Open mayhewsw opened 6 years ago
I agree that we should replace cogcomp's stringutils with the apache commons library. Probably a fair number of uses throughout the package, though.
Currently there are some feature generators in Edison that calls the StringUtils.join() to generate feature, which includes an extra copy of dash in the feature name. Example below. https://github.com/CogComp/cogcomp-nlp/blob/7d9dad3fedc16ac59feb278815e27dc195d1367e/edison/src/main/java/edu/illinois/cs/cogcomp/edison/features/helpers/FeatureNGramUtility.java#L55
Switching to Apache Commons will change the feature names, and so break models that relies on Edison (PrepSRL, I think). What's the best thing to do here? @mssammon
probably, requires retraining. Create a branch "requires_retrain" and make the change on this branch. Once implemented, create a new issue for prepsrl retraining and refer to it in the branch notes. presumably, it is sufficient to retrain prepsrl models and deploy, then update the dependencies on the branch; at that point, it can be merged. (You are not obligated to take that new prepsrl issue, but can if you want.)

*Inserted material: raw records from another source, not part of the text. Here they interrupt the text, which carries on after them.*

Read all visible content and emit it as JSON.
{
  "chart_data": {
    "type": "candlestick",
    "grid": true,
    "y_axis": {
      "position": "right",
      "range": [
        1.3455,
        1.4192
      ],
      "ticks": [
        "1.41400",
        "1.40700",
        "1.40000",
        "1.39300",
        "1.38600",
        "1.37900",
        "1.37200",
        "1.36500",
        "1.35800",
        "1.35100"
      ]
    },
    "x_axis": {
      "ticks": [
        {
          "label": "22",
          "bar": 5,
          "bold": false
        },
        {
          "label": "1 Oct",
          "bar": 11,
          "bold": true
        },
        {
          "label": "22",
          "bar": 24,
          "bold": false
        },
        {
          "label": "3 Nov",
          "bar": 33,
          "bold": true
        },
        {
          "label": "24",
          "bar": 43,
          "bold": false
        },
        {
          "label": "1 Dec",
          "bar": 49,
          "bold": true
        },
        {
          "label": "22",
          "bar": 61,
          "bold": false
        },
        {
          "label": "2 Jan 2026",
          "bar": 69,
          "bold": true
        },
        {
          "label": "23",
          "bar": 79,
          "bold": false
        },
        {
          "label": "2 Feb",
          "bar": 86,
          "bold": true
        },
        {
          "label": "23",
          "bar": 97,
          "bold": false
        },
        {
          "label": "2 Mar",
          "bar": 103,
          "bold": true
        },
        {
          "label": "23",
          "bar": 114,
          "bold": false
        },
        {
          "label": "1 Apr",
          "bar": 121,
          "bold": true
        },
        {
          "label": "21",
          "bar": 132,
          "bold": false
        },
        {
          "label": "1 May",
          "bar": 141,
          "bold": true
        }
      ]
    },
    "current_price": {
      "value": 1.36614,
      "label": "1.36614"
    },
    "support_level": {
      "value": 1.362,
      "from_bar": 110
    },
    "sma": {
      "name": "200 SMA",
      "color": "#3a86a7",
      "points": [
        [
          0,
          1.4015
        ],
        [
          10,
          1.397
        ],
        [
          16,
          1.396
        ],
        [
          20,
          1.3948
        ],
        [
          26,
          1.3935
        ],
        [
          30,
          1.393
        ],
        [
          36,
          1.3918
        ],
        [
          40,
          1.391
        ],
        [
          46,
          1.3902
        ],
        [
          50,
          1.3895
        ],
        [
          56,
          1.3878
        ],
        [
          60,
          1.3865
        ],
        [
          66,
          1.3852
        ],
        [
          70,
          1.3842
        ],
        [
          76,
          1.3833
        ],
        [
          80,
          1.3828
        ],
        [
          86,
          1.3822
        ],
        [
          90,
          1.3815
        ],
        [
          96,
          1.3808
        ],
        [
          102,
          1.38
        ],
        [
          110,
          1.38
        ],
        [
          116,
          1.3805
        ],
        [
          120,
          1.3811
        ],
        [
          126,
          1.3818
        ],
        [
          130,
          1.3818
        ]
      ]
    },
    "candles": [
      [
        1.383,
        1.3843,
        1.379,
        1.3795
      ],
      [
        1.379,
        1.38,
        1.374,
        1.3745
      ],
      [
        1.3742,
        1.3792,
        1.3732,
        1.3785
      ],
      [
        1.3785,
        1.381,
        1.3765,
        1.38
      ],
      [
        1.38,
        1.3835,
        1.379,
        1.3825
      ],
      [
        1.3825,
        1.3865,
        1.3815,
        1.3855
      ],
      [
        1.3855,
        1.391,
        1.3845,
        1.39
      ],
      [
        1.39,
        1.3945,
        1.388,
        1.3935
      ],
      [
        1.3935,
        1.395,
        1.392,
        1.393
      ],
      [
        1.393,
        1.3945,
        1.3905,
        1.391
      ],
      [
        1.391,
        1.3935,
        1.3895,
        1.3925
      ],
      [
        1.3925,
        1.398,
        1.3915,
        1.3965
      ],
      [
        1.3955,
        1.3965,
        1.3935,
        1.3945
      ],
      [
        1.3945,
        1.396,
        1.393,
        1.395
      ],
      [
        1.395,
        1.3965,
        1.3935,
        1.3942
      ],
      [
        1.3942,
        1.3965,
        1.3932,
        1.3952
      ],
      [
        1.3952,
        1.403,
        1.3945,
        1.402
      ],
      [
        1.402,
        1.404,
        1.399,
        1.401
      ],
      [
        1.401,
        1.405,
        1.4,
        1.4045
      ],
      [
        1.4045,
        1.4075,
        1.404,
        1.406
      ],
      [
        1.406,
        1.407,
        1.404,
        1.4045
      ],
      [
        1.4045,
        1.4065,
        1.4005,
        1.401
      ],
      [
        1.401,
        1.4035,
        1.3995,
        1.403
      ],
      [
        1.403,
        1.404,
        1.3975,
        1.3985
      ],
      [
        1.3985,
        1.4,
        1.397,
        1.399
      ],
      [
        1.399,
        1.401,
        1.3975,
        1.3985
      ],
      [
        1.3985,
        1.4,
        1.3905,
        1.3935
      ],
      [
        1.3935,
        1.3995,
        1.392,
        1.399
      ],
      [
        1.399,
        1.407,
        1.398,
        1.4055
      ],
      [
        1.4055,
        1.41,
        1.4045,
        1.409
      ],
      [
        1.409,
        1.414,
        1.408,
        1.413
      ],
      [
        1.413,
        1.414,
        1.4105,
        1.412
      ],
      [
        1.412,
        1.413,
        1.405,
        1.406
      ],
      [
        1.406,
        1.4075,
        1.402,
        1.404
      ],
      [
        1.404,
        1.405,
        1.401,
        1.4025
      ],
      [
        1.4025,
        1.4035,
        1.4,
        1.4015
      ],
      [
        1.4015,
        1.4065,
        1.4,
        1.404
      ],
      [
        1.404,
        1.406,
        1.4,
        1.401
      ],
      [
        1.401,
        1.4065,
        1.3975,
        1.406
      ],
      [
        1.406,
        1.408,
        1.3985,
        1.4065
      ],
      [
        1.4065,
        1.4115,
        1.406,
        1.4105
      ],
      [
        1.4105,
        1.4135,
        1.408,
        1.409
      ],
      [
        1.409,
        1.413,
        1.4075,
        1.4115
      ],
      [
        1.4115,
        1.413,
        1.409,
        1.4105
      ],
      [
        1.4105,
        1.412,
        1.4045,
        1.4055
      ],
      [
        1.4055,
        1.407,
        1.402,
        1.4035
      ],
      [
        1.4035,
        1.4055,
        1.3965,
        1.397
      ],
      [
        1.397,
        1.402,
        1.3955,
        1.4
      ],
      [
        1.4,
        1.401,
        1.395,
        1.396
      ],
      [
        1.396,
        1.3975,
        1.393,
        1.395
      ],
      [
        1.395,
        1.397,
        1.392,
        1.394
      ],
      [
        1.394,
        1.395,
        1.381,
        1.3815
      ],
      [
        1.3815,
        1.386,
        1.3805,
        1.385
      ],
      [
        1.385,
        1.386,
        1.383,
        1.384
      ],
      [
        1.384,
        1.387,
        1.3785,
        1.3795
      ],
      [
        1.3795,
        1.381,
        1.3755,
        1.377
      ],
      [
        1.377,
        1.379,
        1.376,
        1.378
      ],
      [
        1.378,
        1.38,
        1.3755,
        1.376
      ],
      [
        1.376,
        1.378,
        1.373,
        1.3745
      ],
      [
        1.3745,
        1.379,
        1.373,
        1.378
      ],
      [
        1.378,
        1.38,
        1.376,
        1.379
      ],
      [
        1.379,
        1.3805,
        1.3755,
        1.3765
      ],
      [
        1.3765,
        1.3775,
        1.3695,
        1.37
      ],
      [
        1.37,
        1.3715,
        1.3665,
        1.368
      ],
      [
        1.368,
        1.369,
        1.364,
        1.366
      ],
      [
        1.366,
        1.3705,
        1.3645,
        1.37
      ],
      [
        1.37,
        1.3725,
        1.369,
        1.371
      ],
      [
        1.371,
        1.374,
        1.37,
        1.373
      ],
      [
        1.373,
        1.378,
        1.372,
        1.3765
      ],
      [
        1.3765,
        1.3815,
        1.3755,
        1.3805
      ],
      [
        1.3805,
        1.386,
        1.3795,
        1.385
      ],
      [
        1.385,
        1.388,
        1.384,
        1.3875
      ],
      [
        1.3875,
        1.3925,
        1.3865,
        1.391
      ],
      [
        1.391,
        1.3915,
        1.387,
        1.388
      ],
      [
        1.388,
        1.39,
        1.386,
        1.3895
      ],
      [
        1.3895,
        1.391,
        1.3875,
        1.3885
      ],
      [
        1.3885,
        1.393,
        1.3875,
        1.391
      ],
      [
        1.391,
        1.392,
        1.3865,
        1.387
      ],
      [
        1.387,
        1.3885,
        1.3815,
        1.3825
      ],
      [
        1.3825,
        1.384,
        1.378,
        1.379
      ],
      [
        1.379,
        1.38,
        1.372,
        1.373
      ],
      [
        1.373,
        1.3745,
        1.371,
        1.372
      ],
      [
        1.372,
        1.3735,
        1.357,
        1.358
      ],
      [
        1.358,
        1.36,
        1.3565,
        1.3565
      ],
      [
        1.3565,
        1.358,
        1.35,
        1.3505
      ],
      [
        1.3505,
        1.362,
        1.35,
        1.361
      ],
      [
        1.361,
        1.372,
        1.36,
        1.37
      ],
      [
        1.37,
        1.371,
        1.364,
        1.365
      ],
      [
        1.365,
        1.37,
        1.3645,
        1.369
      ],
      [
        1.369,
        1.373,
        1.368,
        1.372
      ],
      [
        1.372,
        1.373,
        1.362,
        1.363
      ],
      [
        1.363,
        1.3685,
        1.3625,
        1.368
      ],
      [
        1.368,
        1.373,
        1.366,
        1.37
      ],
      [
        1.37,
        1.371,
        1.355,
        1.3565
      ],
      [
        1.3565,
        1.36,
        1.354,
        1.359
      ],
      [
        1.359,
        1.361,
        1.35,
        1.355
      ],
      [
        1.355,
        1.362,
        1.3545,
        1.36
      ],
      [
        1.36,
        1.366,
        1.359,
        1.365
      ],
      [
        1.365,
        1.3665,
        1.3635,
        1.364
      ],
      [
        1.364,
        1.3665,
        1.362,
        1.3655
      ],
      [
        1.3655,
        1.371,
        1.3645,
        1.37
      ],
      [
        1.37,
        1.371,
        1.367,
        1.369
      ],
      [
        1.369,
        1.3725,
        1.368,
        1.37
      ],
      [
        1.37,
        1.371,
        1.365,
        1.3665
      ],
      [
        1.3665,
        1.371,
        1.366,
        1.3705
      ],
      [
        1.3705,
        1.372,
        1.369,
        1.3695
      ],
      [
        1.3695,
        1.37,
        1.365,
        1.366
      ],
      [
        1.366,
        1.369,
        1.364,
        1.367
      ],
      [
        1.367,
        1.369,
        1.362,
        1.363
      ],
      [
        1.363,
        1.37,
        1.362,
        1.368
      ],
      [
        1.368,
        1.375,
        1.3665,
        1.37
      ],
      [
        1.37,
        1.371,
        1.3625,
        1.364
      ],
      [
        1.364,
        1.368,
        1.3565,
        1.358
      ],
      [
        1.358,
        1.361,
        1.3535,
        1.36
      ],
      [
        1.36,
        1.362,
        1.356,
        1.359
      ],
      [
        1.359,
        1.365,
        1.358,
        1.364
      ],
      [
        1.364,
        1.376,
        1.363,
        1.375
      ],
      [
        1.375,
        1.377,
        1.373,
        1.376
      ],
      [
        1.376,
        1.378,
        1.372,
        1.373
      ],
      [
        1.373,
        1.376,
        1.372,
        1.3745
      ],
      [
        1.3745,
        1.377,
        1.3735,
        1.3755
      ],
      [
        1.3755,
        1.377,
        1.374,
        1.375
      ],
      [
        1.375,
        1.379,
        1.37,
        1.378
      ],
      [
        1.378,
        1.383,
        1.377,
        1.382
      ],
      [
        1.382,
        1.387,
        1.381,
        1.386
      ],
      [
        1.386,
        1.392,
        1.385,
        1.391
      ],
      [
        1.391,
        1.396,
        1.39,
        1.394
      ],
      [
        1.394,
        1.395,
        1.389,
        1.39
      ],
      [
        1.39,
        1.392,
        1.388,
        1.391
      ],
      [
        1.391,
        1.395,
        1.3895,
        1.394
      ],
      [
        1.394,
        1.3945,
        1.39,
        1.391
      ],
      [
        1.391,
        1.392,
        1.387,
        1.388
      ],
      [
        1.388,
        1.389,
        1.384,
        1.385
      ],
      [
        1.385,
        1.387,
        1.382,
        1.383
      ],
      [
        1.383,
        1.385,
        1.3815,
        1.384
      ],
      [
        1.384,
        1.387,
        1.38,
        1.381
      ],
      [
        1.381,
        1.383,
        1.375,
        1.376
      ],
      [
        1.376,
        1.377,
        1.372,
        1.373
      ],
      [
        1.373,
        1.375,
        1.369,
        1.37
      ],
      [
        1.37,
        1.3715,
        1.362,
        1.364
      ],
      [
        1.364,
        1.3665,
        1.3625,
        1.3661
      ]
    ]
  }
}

https://github.com/CogComp/cogcomp-nlp/blob/ce0f3a03264d293cd751d7a416bbadd858066496/core-utilities/src/main/java/edu/illinois/cs/cogcomp/core/utilities/StringUtils.java#L60
There is a .trim() call, but this only trims whitespace. If the separator is non-whitespace (e.g. underscore, dash, period, bar, etc.), then trim doesn't work.
Also, Apache Commons has a StringUtils that works very nicely. Perhaps we want to remove this in favor of that.